It’s not in the form of a single, clean formula but you can thrash out the Newton-Girard identities as explained here. I recently learned it is in the form of a single, "clean" formula:
$$\det(A)=(-1)^n\cdot\sum_{m_1+2m_2+3m_3+\cdots+nm_n=n\\\,\,\quad\quad\quad m_\bullet\ge0}\prod_{k=1}^n\frac{(-1)^{m_k}\cdot\operatorname{Tr}(A^k)^{m_k}}{k^{m_k}\cdot m_k!}$$
More generally, the $k$th coefficient of $\chi_A(t)=t^n+a_1t^{n-1}+\cdots+a_{n-1}t+a_n$ is given by: $$a_j=\sum_{m_1+2m_2+3m_3+\cdots+jm_j=j\\\,\,\quad\quad\quad m_\bullet\ge0}\prod_{k=1}^j\frac{(-1)^{m_k}\cdot\operatorname{Tr}(A^k)^{m_k}}{k^{m_k}\cdot m_k!}$$
This follows from a formula on that same Wikipedia page that I somehow missed on the first dozen viewings... Wikipedia doesn't provide a proof (unless I remain blind) so here's a sketch:
For a fixed set of letters $\lambda_1,\lambda_2,\cdots,\lambda_i$ let $p_k$ and $e_k$ denote the $k$th power sums $\sum\lambda_j^k$ and elementary symmetric functions respectively.

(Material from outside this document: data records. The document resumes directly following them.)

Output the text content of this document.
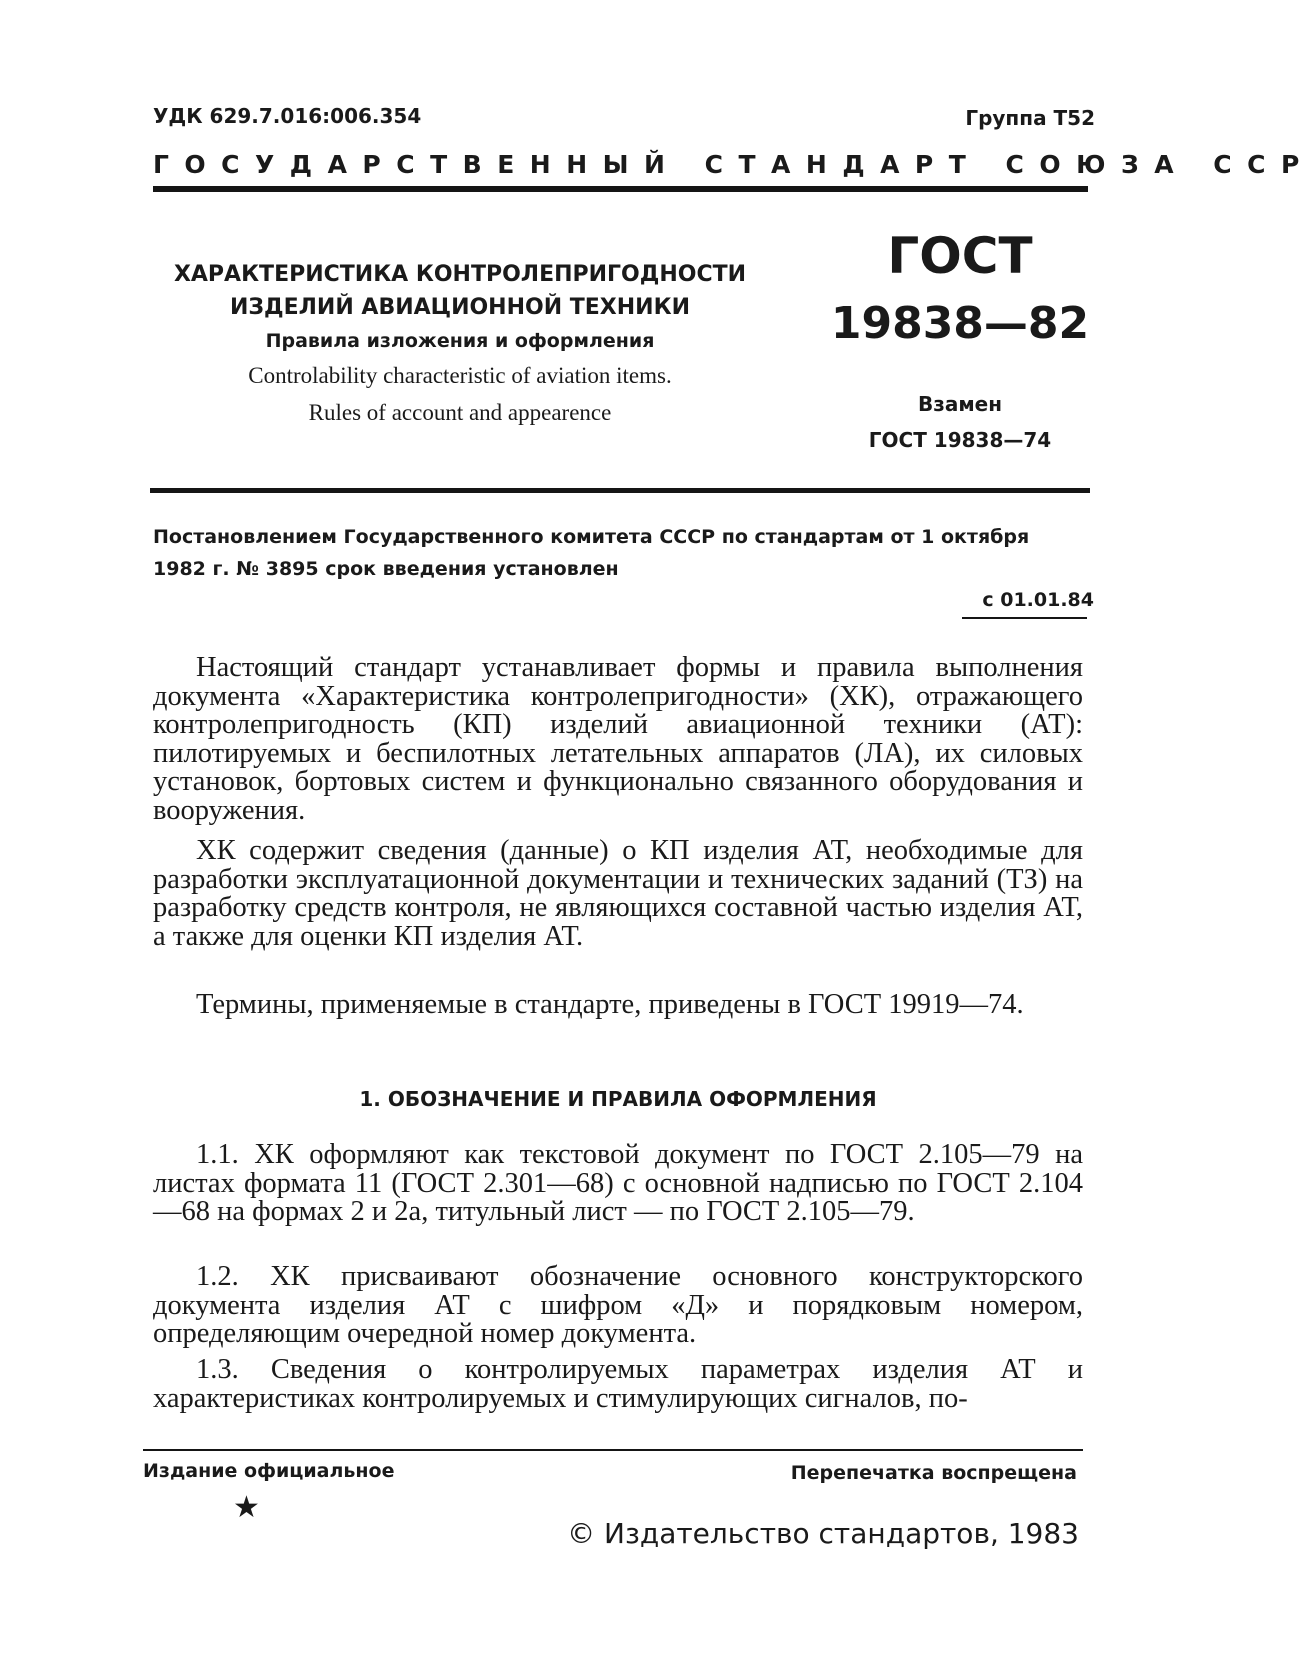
УДК 629.7.016:006.354	Группа Т52
ГОСУДАРСТВЕННЫЙ СТАНДАРТ СОЮЗА ССР
ХАРАКТЕРИСТИКА КОНТРОЛЕПРИГОДНОСТИ
ИЗДЕЛИЙ АВИАЦИОННОЙ ТЕХНИКИ
Правила изложения и оформления
Controlability characteristic of aviation items.
Rules of account and appearence
ГОСТ
19838—82
Взамен
ГОСТ 19838—74
Постановлением Государственного комитета СССР по стандартам от 1 октября 1982 г. № 3895 срок введения установлен
с 01.01.84

Настоящий стандарт устанавливает формы и правила выполнения документа «Характеристика контролепригодности» (ХК), отражающего контролепригодность (КП) изделий авиационной техники (АТ): пилотируемых и беспилотных летательных аппаратов (ЛА), их силовых установок, бортовых систем и функционально связанного оборудования и вооружения.

ХК содержит сведения (данные) о КП изделия АТ, необходимые для разработки эксплуатационной документации и технических заданий (ТЗ) на разработку средств контроля, не являющихся составной частью изделия АТ, а также для оценки КП изделия АТ.

Термины, применяемые в стандарте, приведены в ГОСТ 19919—74.

1. ОБОЗНАЧЕНИЕ И ПРАВИЛА ОФОРМЛЕНИЯ

1.1. ХК оформляют как текстовой документ по ГОСТ 2.105—79 на листах формата 11 (ГОСТ 2.301—68) с основной надписью по ГОСТ 2.104—68 на формах 2 и 2а, титульный лист — по ГОСТ 2.105—79.

1.2. ХК присваивают обозначение основного конструкторского документа изделия АТ с шифром «Д» и порядковым номером, определяющим очередной номер документа.

1.3. Сведения о контролируемых параметрах изделия АТ и характеристиках контролируемых и стимулирующих сигналов, по-

Издание официальное
★
Перепечатка воспрещена
© Издательство стандартов, 1983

Observe $\sum_{k=1}^\infty\frac{(-1)^{k+1}}{k}p_kt^k=\sum_{j=1}^i\sum_{k=1}^\infty\frac{(-1)^{k+1}}{k}(\lambda_jt)^k=\sum_{j=1}^i\ln(1+\lambda_jt)$ for sufficiently small real $t$. Exponentiating and using $\exp(a+b)=\exp(a)\exp(b)$ we see fairly clearly that: $$\exp\left(\sum_{k=1}^\infty\frac{(-1)^{k+1}}{k}p_kt^k\right)=\sum_{k=1}^\infty(-1)^ke_kt^k$$As an equality of analytic functions for $t$ in a neighbourhood of zero. We may compare coefficients then (note $e_k=0$ for $k>i$) after expressing $\exp(\sum\cdots)=\exp(p_1t-p_2t^2/2+\cdots)=\exp(p_1t)\exp(-p_2t^2/2)\cdots=(1+p_1t+p_1^2t^2/2!+\cdots)(1-p_2t^2/2+p_2^2t^4/2\cdot2+\cdots)\cdots$ and expanding the product to find: $$(-1)^je_j=\sum_{m_1+2m_2+3m_3+\cdots+jm_j=j\\\,\,\quad\quad\quad m_\bullet\ge0}\prod_{k=1}^j\frac{(-1)^{m_k}\cdot p_j^{m_k}}{k^{m_k}\cdot m_k!}$$As desired. You can justify the slightly iffy "$\cdots$" and infinite product expansion by noting that to extract a coefficient we need only look up to $O(t^j)$ and take a finite expansion plus some error term of higher order. Then, provably, the higher order term - some analytic function - will not contribute to the desired coefficient. We only need to work with finite expansions.
Continue original post.
Knowledge of the first $d$ power sums of $d$ constants together with these identities allows you to deduce the symmetric polynomial values - for example, you could infer $(d=5)$ the quantity: $\lambda_1\lambda_2\lambda_3(\lambda_4+\lambda_5)+\lambda_1\lambda_2\lambda_4\lambda_5+\lambda_2\lambda_3\lambda_4\lambda_5$.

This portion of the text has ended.